Politically, the issue of migration is a problem of the European Union. Sociologically, it is a German problem, Orbán said. All migrants aim for Germany because they “want a German life”, he insisted. The Hungarian people do not want migration, Orbán said. “In my view, it is impossible for a government to reject the people’s will on such a fundamental issue. This is a question of sovereignty and cultural identity. We have to preserve the prerogative to decide who is to live on Hungarian soil.”

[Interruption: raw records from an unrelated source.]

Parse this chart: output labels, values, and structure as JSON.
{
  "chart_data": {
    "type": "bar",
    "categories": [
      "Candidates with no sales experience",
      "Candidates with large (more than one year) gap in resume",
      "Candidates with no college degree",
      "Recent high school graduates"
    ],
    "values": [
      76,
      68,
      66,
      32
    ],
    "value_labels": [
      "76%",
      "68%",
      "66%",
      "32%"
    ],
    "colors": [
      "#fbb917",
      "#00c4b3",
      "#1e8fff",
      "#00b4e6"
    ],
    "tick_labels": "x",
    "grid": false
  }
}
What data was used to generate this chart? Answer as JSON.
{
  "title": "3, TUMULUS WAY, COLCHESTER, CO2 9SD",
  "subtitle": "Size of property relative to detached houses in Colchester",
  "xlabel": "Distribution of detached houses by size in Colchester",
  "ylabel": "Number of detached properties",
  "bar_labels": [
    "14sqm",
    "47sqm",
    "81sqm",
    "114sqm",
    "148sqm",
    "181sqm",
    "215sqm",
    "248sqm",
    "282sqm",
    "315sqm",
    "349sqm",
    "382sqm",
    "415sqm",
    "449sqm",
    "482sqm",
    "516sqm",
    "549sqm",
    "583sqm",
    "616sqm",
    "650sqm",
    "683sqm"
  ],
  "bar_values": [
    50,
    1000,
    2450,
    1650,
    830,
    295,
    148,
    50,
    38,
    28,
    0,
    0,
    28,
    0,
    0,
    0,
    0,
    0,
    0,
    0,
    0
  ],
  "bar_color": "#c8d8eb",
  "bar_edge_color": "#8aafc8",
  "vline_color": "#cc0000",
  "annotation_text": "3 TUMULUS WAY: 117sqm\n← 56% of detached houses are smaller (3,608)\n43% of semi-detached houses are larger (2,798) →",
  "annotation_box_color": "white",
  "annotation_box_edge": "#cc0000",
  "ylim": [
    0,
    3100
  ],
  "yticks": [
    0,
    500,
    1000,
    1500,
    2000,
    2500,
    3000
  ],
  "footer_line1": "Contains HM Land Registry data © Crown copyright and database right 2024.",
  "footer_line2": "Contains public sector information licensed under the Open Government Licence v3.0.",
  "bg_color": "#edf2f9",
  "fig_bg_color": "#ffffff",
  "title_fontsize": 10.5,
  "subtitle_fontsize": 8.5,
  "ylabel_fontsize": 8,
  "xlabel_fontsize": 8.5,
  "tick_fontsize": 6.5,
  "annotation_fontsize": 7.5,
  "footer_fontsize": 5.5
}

A large number of Muslim immigrants will lead to parallel societies. Multiculturalism is an illusion, Muslim and Christian societies will never connect, he said. “We [Hungary] do not want this. And we do not want anyone to force it upon us,” Orbán said.
Regarding the fact that
Hungary refuses to comply with a European Court of Justice (ECJ) ruling ordering it to accept nearly 1,300 asylum seekers,
Orbán said the ruling pertained to an EU decree which has expired during the procedure. Otherwise he would have accepted the ruling. “We observe the rule of law”, he said. The solution to the problem is not to distribute illegal migrants throughout the EU but to take help where the problems arise, he said. “The EU is a wonderful project, of which we are glad to be a part, and in which we will remain a member,” said Orbán.
Asked about the nationwide billboard campaign against US billionaire George Soros, Orbán responded saying that Soros, “who had accumulated his wealth from casino capitalism and who styles himself a head of state without a state”, is also waging a campaign against the Hungarian government.
“This open debate is nothing if not a proof of press freedom,” Orbán said, adding that Soros had been financing 60 NGOs that support migration to Europe.
“But now all this concerns national security and not the freedom of opinion, and I must take steps,” he told the paper. The Hungarian prime minister was also asked about criticism levelled against him by SPD party leader Martin Schulz and others for participating as guest of honour at the German CSU party’s annual conference over the weekend.
Orbán responded as saying that he had always respected Schulz as “a great warrior”. It is however two different things “to be entertaining as a warrior ” and “carrying responsibility in shaping a country’s politics”, he told the paper.